When he got back with the water pitcher and a towel Guinevere was still sprawled across the rumpled sheets. She smiled drowsily at him and pulled herself into sitting position against the pillows. ‘Thank you.’

‘It is cold,’ he warned, dipping in the wash cloth and handing it to her.

‘Not for the water,’ she said, blushing a little as she took the cloth from him.

‘Thank you.’ He put aside the pitcher and got to his feet, began to search out his scattered clothing.

‘Where are you doing?’

‘Getting dressed.’ He pulled on his breeches and reached for his boots. ‘Then going down to the library to be found innocently studying the available reference books.’

‘Everyone knows where we are.’ Guinevere plumped up the pillows and curled against them, pulling a sheet over her in a manner that left far too many tantalising glimpses of body for a man attempting to do the right thing. ‘Come back to bed.’

Where had the shy, blushing widow gone? She had been enchanting, if fragile, but this woman was provocative and just a little demanding, which was piquant. ‘Your reputation is something else I should be guarding.’ And I am now worrying about shutting the stable door after the horse has well and truly bolted.

‘Please.’ There was that faint pink beneath the pale skin again, that hint of uncertainty. ‘Only to talk.’

Jared dropped his boots and went back to the bed, keeping his breeches on as a reminder to himself that this was just to talk. When he settled back against the pillows next to her Guinevere turned and burrowed down, her head on his shoulder, her arm over his chest. She made a contented little humming noise that stirred the hairs on his chest, made his nipples tighten. She noticed, sat up a little and reached out to touch.

‘Were you trained by the Spanish inquisition?’ Jared enquired, slapping his free hand over his chest like an outraged virgin before she enticed him into making love to her all over again.

Guinevere chuckled, but did not try and dislodge his hand. ‘I have been thinking.’

‘Yes?’ he said. Warily.

‘We should go and visit the Quentens, whatever we find in the Landed Gentry, not write to them. One can tell so much more by talking to people face to face.’

Jared could have sworn he controlled his reaction, but they were skin to skin, she could not avoid noticing any slight movement, any acceleration of his heart rate.
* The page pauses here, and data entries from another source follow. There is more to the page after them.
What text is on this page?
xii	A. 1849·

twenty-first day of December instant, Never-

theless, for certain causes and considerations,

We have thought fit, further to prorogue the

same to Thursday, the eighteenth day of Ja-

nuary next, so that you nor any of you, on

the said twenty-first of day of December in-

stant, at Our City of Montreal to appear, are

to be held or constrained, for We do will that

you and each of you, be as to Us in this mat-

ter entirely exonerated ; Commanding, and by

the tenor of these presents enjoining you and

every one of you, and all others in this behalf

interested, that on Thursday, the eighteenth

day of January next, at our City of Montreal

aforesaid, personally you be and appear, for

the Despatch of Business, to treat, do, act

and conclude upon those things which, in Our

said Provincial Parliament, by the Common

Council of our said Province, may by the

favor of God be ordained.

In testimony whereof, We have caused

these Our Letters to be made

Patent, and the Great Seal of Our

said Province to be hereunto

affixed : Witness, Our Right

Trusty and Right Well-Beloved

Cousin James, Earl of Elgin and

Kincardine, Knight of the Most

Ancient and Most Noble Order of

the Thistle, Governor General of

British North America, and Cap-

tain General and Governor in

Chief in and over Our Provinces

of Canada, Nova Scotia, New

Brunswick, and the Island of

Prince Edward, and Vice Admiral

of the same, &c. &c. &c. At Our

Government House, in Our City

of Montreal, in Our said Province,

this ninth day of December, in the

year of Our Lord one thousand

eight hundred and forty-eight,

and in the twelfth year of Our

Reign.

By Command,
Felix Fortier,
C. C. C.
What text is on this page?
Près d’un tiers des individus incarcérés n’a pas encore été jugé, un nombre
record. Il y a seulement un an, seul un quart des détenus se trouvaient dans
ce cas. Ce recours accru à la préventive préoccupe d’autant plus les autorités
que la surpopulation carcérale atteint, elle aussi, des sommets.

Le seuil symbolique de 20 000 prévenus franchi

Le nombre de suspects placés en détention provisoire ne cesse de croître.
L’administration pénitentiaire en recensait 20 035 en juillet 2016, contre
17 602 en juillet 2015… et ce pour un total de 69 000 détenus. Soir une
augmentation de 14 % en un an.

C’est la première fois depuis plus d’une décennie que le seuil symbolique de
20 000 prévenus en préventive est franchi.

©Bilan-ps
‘What is wrong?’ She sat up, the sheet pooling around her like water around a mermaid on her rock. ‘Why do you not want to go?’

‘I said nothing.’

‘I know you didn’t. You went very still and you do that when something is wrong.’

Damn it. ‘Do I?’ He had thought he had disciplined every possible tell out of his reactions.

‘Yes. It is something to do with your early life, isn’t it? You come from around here.’

‘How the devil did you know that?’ He sat up abruptly, all his prized control lost in a moment. He used the movement to stand, instinctively covering the reaction.

‘Very occasionally there is the faintest trace of Yorkshire in your voice. I hear it when you are speaking to Thomas or any of the staff here. You did not want to come up here, even though you had decided it was the best thing to do. You hid it deep, but I could tell.’

‘It appears I have become very easy to read.’ Which was a disaster when his entire livelihood depended on the exact opposite.

‘Not at all.’ Guinevere studied him, head to one side, her lower lip caught between her teeth for a second. ‘For some reason I seem able to sense your mood. Will you tell me what is wrong?’

Tell her? Tell her what he had never spoken of to a living soul, dig out the betrayal and the disillusion and the anger and reveal the vulnerable seventeen year old boy that he had been?

‘Yes,’ he said, startling himself. ‘I was born and lived the first seventeen years of my life between here and Whitby. I have an elder brother.’ William. ‘I loved and respected him and he betrayed me, lied about me and took my honour with that lie. My father believed him, not me, which I suppose is not surprising. He was the heir, the serious, sensible one.’ The cunning, scheming one, as it turned out. ‘I was wild, endlessly in trouble.’ And romantic and naive and in love with chivalry and swordplay, not with real life. ‘There was a… situation. Accusations were made that I denied. I left.’

‘The accusations were untrue.’ Guinevere made that a statement, trusting him without even knowing what he had been charged with. She gave a little nod, strangely decisive. ‘And you have never been back? Never contacted them?’

‘No. I suppose I should forgive them, it has been a long time.’ He did not hate any more and the betrayal had become a scar, not a wound, but the love had gone, the trust had gone. There was no respect and without those things, what was the point of family? Guinevere would not agree with that, he supposed, women usually valued reconciliation, whatever the provocation. Jared waited for the lecture.

‘Why should you?’ she demanded, startling him. ‘They betrayed you, the people who should have loved you. Did they look for you?’

But then Guinevere is not an ordinary woman… ‘I do not think so. My brother had everything to lose by admitting the truth, my father believed him. My mother had died the year before.’ It had been then, he had come to realise as he looked back, older and wiser, that things had begun to fall apart.